UV light robot could thwart spread of hospital superbugs

Researchers at the Texas A&M Health Science Center College of Medicine (Bryan, TX) are studying the effectiveness of a germ-zapping robot that uses pulsed ultraviolet (UV) light to clean hospital rooms, which could prevent the spread of superbugs.

Related: UV disinfection robot TRU-D slays hospital superbugs

Keeping hospital rooms clean is important to prevent the spread of infections from one patient to another. Surfaces in hospital rooms such as tray tables, bedrails, call buttons, and grab bars can be reservoirs for bacteria such as methicillin-resistant Staphylococcus aureus (MRSA), which can be difficult to treat and, in some cases, be fatal.

"A typical 100-bed hospital sees about 10-20 hospital-acquired infections a year," says Chetan Jinadatha, MD, MPH, assistant professor at the Texas A&M College of Medicine and chief of infectious diseases at the Central Texas Veterans Health Care System (Temple, TX), who is leading the work. "Our goal is to get to zero infections."

Jinadatha is studying the effectiveness of a pulsed xenon UV light system that was developed in Texas. He has been among the first to study the system since it was introduced in 2011. The device has a large, saucer-shaped head on top of a column that rises up to reveal a bulb filled with xenon gas. When the system is switched on, high-voltage electricity passes through the bulb and releases a spectrum of UV light that binds to the DNA of organisms and kills them.

Surfaces in hospital rooms such as tray tables, bedrails, call buttons, and grab bars can be reservoirs for bacteria. A new UV light method for cleaning hospital rooms could help stop the spread of dangerous bacteria and, in turn, save lives. (Credit: Texas A&M Health Science Center)

Last year, Jinadatha published a study that compared the effectiveness of manual disinfection alone to manual disinfection plus the use of UV light. This study found that manual cleaning plus UV light killed more than 90 percent of the bacteria, compared to 70 percent with manual cleaning alone. Of particular note was the fact that manual disinfection plus UV light killed 99 percent of the bacteria that cause MRSA.
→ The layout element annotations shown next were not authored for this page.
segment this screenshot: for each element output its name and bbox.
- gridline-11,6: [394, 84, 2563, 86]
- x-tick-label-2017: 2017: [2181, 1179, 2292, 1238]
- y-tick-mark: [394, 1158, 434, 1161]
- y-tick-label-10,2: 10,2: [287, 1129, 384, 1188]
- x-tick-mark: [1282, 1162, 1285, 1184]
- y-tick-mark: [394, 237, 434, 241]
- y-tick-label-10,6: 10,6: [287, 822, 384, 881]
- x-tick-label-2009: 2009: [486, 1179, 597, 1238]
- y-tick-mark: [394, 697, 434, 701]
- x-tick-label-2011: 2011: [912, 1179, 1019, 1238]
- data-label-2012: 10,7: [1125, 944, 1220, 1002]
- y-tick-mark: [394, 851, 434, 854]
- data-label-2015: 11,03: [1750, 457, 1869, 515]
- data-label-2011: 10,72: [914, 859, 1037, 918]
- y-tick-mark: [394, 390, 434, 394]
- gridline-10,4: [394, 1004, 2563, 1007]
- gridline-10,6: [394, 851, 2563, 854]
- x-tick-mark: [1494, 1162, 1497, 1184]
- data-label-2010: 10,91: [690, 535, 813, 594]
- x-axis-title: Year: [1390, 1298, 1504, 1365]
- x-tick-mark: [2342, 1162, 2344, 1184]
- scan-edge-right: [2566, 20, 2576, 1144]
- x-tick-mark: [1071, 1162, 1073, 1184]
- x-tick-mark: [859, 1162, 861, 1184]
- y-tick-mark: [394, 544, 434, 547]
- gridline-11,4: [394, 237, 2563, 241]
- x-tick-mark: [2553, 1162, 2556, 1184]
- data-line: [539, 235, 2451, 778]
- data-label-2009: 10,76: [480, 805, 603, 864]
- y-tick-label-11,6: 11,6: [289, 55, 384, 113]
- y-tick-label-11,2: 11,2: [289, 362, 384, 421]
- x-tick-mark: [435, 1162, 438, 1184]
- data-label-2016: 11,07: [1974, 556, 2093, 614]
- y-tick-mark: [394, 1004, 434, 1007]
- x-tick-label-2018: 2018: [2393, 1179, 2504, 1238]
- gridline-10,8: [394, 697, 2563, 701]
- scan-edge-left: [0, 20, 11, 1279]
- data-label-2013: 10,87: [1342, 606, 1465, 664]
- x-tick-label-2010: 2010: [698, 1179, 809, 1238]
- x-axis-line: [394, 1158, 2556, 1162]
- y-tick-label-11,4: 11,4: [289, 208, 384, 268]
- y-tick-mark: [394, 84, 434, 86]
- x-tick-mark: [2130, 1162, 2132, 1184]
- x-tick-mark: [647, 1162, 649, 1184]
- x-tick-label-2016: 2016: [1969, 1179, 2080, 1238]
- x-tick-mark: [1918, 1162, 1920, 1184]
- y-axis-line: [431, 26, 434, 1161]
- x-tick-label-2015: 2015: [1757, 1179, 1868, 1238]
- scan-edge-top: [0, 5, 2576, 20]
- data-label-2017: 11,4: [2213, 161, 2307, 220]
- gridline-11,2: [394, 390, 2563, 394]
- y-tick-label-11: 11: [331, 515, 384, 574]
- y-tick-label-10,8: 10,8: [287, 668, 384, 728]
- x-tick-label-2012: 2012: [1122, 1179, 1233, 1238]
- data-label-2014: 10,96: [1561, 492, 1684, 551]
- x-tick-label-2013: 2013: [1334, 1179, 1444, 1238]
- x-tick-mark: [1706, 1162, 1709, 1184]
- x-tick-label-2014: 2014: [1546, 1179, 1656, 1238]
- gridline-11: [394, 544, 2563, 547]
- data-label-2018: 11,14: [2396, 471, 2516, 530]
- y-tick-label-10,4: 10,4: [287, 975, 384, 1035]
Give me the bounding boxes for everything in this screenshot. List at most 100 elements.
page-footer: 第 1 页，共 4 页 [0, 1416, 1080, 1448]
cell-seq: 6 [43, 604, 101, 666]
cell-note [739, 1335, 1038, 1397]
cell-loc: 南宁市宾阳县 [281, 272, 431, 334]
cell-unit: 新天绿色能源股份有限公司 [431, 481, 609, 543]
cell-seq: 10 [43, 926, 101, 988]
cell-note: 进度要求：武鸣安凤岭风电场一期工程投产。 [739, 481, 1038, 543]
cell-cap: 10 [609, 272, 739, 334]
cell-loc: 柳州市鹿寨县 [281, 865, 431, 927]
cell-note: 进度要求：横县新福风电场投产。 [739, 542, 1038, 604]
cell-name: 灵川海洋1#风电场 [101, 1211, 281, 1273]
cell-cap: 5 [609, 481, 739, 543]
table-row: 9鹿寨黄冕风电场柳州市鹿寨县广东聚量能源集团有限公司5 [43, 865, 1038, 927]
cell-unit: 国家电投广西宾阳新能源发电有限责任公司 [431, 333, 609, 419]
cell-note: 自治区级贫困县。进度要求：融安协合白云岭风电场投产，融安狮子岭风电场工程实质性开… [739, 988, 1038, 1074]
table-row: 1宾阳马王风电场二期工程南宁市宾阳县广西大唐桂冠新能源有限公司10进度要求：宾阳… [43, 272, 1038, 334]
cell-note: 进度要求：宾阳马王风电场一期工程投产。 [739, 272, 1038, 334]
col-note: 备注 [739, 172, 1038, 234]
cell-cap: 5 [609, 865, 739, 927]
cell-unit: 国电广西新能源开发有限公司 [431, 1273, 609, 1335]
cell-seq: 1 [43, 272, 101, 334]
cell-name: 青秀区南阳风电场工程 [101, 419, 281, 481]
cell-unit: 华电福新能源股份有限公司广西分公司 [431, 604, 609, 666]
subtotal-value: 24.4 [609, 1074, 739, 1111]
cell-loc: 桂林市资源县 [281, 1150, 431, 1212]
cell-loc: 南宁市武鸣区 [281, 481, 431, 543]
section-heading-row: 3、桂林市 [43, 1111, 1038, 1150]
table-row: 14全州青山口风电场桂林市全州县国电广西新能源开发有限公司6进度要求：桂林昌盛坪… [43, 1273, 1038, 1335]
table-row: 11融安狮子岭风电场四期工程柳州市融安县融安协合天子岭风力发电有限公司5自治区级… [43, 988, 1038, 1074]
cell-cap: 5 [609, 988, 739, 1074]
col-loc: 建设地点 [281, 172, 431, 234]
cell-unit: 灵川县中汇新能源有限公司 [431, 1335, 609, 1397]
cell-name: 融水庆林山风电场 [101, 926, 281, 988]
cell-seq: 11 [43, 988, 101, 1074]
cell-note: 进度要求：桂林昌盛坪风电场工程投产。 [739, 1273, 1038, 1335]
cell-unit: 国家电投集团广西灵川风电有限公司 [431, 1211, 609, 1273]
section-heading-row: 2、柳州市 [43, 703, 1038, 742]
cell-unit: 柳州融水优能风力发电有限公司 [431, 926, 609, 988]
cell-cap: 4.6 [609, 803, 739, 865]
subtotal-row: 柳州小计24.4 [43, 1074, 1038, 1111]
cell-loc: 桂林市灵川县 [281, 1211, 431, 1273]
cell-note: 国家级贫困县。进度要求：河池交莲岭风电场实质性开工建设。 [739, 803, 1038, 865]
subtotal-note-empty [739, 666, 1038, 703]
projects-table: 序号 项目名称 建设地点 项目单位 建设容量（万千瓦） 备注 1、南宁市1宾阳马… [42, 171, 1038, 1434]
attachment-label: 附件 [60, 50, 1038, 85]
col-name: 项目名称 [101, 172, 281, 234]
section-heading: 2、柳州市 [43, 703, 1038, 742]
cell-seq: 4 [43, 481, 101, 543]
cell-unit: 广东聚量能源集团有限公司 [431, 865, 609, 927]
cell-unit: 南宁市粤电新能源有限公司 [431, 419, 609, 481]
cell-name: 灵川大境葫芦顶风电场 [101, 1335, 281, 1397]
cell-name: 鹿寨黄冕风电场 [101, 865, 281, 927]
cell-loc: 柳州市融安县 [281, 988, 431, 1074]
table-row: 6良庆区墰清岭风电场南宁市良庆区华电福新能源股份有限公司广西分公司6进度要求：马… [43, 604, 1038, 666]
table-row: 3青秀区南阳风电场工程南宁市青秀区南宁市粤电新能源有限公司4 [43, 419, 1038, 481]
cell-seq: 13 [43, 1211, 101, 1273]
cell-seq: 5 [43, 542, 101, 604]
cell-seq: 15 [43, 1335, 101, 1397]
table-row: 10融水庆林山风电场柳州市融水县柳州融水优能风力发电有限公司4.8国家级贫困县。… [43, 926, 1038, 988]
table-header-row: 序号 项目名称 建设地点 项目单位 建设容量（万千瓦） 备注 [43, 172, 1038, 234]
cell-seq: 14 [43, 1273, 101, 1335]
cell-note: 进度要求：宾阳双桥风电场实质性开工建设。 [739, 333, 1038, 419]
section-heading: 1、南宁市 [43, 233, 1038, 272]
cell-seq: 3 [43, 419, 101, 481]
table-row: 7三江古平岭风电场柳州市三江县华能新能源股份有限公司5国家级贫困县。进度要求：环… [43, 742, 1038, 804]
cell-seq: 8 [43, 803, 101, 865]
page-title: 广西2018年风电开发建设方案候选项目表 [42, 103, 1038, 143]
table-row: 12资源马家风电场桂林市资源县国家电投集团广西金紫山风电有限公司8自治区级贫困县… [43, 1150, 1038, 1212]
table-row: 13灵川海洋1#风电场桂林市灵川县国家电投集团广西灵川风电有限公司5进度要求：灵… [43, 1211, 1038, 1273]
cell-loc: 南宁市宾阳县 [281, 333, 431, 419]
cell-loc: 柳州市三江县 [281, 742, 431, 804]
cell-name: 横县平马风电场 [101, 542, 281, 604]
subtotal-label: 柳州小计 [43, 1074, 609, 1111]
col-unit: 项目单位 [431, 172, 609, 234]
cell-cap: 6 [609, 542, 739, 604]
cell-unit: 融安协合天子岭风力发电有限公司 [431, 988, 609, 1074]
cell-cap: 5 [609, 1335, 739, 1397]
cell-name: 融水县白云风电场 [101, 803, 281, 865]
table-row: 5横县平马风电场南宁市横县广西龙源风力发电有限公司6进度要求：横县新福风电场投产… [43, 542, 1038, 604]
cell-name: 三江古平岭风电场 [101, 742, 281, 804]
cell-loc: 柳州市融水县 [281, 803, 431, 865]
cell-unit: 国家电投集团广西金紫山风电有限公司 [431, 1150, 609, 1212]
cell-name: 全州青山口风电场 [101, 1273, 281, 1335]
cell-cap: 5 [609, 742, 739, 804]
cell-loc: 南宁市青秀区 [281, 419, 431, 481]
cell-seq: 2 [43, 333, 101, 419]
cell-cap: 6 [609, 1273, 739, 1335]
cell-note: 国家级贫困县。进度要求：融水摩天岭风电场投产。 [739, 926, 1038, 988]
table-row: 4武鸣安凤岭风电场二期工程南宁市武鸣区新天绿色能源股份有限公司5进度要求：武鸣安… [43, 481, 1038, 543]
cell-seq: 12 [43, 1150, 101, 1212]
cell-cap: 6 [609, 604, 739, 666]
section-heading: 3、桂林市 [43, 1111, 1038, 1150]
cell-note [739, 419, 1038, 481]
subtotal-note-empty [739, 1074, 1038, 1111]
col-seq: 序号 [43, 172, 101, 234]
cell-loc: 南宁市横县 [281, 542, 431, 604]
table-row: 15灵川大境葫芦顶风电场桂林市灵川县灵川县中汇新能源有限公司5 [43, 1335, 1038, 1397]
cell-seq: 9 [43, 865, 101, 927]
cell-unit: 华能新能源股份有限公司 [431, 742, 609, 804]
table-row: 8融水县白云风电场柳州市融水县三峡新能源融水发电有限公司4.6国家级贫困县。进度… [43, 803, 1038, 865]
Jinadatha's latest study looked at the effectiveness of UV light disinfection by itself. This study found that in just 12 minutes, the UV light system cut the amount bacteria in the room by about 70 percent—roughly the same level of effectiveness as manual disinfection.

Jinadatha stresses that he would never recommend that a hospital use the UV light system by itself, but he believes it does have value as a "safety net" to kill bacteria that traditional cleaning may miss. Currently, the system is being used in 40 VA hospitals across the country and about 200 private hospitals. He predicts it will eventually become standard equipment at all hospitals.